On 10/25/10 07:23 AM, David Dyer-Bennet wrote:
It looks like permissions don't descend properly from the top-level share
in CIFS; I had to set them on the next level down to get the intended
results (including on lower levels; they seem to inherit properly from the
second level, just not from the top).  Is this a known behavior, or am I
confused and setting myself up for trouble later?

You probably have simple UNIX permission set on the top-level
directory.  Use ACLs not specific UNIX permissions.  If you're
not comfortable with setting ACLs via chmod, start with one of
the following and tune from Windows:

        /bin/chmod A=everyone@:full_set:fd:allow /pool/fs
or
        /bin/chmod A=owner@:full_set:fd:allow /pool/fs
        /bin/chmod A+=group@:read_set/execute:fd:allow /pool/fs
        /bin/chmod A+=everyone@:read_set/execute:fd:allow /pool/fs

More broadly, is there anything good about "best practices" for using ACLS
with ZFS and CIFS shares?  For example, there are so many defined
attributes, some of them with the same short-form letter (I think one is
for directories and one is for files in that case, but that's not
documented that I can find), that I find myself wondering what "standard
bundles" of permissions would be useful.   Is it generally better to have
separate permissions to inherit for files and directories, or can most
things you want be accomplished with just one?

The attributes should all be described in the chmod(1) man page.

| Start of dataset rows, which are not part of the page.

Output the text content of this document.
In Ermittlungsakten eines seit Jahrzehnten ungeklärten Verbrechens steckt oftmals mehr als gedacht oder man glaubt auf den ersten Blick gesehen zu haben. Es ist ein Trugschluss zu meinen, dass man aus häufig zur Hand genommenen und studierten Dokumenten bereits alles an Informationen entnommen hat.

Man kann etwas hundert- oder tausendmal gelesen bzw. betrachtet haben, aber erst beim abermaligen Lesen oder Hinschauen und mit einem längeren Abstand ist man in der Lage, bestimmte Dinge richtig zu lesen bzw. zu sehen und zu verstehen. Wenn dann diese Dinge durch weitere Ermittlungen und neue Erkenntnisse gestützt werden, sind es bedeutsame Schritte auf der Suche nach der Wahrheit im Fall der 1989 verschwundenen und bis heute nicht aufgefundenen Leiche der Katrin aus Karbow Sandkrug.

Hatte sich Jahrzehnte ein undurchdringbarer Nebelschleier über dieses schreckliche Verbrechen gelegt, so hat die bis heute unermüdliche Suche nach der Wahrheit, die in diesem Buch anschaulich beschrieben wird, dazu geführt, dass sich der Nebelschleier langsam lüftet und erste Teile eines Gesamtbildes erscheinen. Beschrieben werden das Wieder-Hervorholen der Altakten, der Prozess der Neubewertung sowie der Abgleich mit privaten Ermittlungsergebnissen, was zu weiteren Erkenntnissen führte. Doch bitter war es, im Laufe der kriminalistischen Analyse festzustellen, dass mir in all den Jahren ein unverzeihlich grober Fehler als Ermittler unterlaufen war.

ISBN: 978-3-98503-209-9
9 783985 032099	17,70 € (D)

Back to specifics again -- I was running into a problem where a user on
the Solaris box could rename a file or directory, but an XP box
authenticating as the same user could not.  This was the one that seemed
to be solved by setting the permissions again one level down (dunno what
happens with new top-level items yet).  Is this normal behavior of
something that makes sense?  It's terribly weird.  (In windows, I could
right-click and create the "new directory" or whatever, but when I then
filled in the name I wanted and hit enter, I got a permission error.  I
could just leave it named "new directory", though.  And I could rename it
on the Linux side as the same user that failed to rename it from the
Windows side.)

If you want a Windows-like permission experience: use ACLs rather than
perms and ensure 'fd' is set when you set that initial ACL (see above).